Razia semacam itu lumrah saja. Yang membuat tidak lumrah ialah dramatisasi oleh khususnya media Katolik Kompas. Media tersebut mengunci isunya bahwa ada yang salah dengan cara orang Muslim memperlakukan momen ramadlan. Pesan yang disampaikan dari dramatisasi itu ialah puasa orang Muslim di bulan ramadlan meminta korban, menderitanya seorang penjual makanan.
Tiba-tiba dikipasi pula oleh aliran simpati dari para pejabat termasuk Jokowi terhadap ibu tersebut. Sehingga lengkaplah cap bahwa ramadlan membawa derita bagi si ibu tersebut yang digambarkan sebagai rakyat kecil.
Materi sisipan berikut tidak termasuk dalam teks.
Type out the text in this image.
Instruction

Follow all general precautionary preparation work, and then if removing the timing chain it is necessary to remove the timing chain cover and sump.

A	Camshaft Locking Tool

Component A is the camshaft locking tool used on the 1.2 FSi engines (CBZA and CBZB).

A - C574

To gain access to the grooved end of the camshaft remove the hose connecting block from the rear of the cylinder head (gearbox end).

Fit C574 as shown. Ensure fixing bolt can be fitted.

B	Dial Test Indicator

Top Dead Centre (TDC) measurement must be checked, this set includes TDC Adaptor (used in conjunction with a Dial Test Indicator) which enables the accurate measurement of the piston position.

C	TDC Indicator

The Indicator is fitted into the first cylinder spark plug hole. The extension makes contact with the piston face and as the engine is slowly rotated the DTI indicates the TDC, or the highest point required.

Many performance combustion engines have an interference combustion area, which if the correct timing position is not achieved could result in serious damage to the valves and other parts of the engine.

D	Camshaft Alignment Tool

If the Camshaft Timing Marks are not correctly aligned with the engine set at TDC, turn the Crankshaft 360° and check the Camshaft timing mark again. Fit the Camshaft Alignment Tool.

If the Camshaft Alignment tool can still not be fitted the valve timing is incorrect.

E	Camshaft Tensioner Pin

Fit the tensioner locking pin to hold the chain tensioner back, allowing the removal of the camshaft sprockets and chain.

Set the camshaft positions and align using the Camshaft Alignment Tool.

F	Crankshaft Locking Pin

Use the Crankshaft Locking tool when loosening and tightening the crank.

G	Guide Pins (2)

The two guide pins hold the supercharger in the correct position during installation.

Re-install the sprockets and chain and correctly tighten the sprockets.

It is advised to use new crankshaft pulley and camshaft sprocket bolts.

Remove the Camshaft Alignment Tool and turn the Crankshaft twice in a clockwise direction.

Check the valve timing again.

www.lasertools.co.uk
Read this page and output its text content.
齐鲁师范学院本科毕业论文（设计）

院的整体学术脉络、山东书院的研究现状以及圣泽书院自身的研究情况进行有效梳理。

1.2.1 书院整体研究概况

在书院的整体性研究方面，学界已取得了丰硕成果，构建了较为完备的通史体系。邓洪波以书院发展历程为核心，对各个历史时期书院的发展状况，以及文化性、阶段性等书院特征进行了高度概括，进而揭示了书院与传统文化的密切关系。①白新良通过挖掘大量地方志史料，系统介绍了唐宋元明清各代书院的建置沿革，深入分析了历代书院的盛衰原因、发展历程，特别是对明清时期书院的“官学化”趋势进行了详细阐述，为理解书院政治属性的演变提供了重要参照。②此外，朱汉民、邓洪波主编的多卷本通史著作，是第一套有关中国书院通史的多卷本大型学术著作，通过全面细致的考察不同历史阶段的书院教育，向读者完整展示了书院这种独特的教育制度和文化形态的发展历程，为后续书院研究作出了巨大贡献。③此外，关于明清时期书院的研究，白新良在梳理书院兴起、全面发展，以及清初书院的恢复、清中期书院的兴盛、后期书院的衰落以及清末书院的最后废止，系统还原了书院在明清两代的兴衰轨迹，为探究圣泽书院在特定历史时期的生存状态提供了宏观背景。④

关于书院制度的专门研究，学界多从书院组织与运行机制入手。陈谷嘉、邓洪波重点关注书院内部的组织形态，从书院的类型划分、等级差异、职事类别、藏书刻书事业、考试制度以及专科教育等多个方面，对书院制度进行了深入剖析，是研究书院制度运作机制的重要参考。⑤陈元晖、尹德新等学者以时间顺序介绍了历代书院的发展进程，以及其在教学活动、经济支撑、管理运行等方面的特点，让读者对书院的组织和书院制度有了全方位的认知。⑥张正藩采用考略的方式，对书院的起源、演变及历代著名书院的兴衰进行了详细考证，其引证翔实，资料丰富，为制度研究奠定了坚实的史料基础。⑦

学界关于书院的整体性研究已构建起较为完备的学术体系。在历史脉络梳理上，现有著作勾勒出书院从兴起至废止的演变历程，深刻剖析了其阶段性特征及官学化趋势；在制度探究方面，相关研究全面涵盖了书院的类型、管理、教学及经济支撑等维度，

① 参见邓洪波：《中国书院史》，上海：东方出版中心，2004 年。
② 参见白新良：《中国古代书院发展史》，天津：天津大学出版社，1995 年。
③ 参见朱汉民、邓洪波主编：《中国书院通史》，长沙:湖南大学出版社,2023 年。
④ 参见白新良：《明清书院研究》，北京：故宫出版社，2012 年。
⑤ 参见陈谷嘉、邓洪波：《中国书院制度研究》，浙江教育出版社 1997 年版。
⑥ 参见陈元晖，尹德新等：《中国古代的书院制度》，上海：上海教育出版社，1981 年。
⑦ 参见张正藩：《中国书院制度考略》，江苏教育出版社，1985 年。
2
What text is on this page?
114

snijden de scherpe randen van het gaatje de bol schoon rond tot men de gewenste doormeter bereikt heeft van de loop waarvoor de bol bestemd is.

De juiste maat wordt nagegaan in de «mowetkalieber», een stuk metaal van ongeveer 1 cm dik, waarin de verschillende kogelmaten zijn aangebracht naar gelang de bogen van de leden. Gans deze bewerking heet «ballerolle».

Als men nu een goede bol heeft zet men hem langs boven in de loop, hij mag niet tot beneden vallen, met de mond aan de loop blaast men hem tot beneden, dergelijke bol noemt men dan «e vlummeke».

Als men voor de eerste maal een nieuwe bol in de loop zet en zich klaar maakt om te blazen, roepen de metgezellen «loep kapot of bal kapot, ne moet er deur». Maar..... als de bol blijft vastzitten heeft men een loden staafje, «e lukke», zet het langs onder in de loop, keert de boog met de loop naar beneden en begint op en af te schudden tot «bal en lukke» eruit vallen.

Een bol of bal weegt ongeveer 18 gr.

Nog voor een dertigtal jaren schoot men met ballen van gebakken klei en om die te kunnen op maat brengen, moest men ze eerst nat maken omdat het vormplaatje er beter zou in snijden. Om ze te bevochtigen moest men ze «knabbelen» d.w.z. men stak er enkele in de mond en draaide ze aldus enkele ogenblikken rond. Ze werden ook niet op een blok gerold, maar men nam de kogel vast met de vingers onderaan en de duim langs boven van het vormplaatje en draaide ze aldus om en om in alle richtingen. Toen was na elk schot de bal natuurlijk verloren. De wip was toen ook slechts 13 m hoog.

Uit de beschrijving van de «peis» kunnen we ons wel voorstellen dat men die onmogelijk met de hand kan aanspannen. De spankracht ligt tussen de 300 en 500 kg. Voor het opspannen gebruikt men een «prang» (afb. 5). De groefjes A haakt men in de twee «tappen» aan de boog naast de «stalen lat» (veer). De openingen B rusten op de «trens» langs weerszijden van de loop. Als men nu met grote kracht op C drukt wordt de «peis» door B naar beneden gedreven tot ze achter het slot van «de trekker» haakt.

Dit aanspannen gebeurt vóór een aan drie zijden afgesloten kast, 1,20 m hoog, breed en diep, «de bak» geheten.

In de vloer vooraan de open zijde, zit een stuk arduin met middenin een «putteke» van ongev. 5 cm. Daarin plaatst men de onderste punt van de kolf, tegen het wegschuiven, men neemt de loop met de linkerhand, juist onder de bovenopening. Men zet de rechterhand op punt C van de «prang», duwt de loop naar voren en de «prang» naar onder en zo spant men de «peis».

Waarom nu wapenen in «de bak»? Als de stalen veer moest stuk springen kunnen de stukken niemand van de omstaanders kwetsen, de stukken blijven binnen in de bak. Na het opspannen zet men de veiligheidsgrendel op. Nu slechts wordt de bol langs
Sebenarnya ini hanya konstruksi yang dibangun oleh media Katolik seperti Kompas. Jelas sasarannya menyudutkan orang muslim yang berpuasa. Padahal si ibu itu salah, berjualan tanpa rasa toleransi di siang hari ramadlan. Satpol PP sudah benar menertibkan ibu penjual nasi tersebut. Yang salah adalah media yang mengkonstruk peristiwa itu menjadi panah beracun bagi orang-orang muslim. Banyak sekali penertiban oleh Satpol PP yang jauh lebih keras ketimbang yang menimpa si ibu itu. Boleh jadi pihak yang mengkonstruk berita itu bermaksud mengundang orang-orang Muslim yang disudutkan agar menyelesaikan perkara yang mereka ciptakan itu dengan cara yang bikin kapok mereka selamanya.
Tapi terlepas dari itu, orang Islam sekarang yang suka sensitif dan impulsif mesti bercermin kepada Haji Agus Salim (1884-1954), pendiri Republik ini sekaligus konseptor Pembukaan UUD 1945 dalam hal bagaimana mematahkan percobaan pendiskreditan.
Ceritanya seperti berikut. Dalam sebuah rapat Sarekat Islam (SI), Haji Agus Salim diejek oleh Muso, tokoh SI yang belakangan menjadi orang penting dalam Partai Komunis Indonesia (PKI). Pada awalnya Muso memulai ejekan itu ketika dia berada di podium untuk berbicara.
“Saudara saudara, orang yang berjanggut itu seperti apa?” ujar Muso.
“Kambing!” jawab hadirin.
“Lalu, orang yang berkumis itu seperti apa?” sambungnya.
“Kucing!”
Agus Salim tahu dialah sasaran ejekan Muso. Agus Salim memang memelihara jenggot dan kumis. Begitu tiba gilirannya berpidato, dia tak mau kalah.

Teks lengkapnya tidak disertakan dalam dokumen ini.